The special session will evaluate progress on 10 commitments 
made by 186 countries at the March 1995 Summit for Social 
Development, held in Copenhagen, Denmark.  NCC General Secretary 
Joan Campbell was a member of the U.S. delegation to Copenhagen 
and the NCC had an active presence there.

"PAPPAS REPORT" ON NCC ADMINISTRATION

 The Executive Board met in executive session for several 
hours on Tuesday and Wednesday and "adopted as an interim 
measure" the recommendations of the Pappas Consulting Group, 
Inc.'s 31-page "Final Report," "making the case for the redesign 
of the administrative structure of the NCC" and proposing "next 
steps" for strengthening of NCC human resources management and 
financial systems.

 The new administrative structure is "similar to that of a 
performing arts organization - most especially the symphony 
orchestra or the opera," the report says.  The General Secretary 
continues as the Council's principal executive officer, 
responsible for "providing dynamic leadership, articulating the 
mission(s) and purpose of the Council, providing spiritual 
guidance and vision, symbolizing the vocation of Christian unity 
in service and witness, maintaining relationships with 
communions, and implementing and interpreting policy."

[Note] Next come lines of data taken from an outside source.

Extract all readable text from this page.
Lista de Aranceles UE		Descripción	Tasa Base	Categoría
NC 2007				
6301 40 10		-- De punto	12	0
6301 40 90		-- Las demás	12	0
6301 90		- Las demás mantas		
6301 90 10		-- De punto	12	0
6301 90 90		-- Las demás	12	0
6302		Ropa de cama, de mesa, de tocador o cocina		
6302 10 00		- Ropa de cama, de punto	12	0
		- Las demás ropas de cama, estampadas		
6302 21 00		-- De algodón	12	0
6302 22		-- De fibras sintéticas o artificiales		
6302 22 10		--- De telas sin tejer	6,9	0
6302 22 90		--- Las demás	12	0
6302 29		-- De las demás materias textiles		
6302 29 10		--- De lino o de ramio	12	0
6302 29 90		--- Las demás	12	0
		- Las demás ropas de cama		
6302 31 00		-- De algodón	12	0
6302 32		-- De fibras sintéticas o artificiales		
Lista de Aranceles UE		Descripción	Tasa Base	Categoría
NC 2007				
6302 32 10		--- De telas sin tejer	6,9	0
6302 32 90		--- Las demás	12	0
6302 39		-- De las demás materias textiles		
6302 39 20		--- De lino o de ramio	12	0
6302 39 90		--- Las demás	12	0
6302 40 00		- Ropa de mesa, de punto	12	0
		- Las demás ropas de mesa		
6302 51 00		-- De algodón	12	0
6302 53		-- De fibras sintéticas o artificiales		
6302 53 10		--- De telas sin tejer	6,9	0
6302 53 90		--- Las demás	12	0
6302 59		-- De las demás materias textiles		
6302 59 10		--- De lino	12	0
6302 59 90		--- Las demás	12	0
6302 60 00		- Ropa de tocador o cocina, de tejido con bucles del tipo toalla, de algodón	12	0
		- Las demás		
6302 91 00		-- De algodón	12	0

 With the General Secretary serving as the NCC's "ecumenical 
director" (i.e. music director), the General Manager - a new 
position - serves as the organization's "managing director," with 
responsibility for the day-to-day management of the Council.  By 
Executive Board action, new job descriptions for the General 
Secretary and General Manager become immediately operative, and 
the search for a General Manager - "to be hired and in place 
within three months" - is to begin immediately.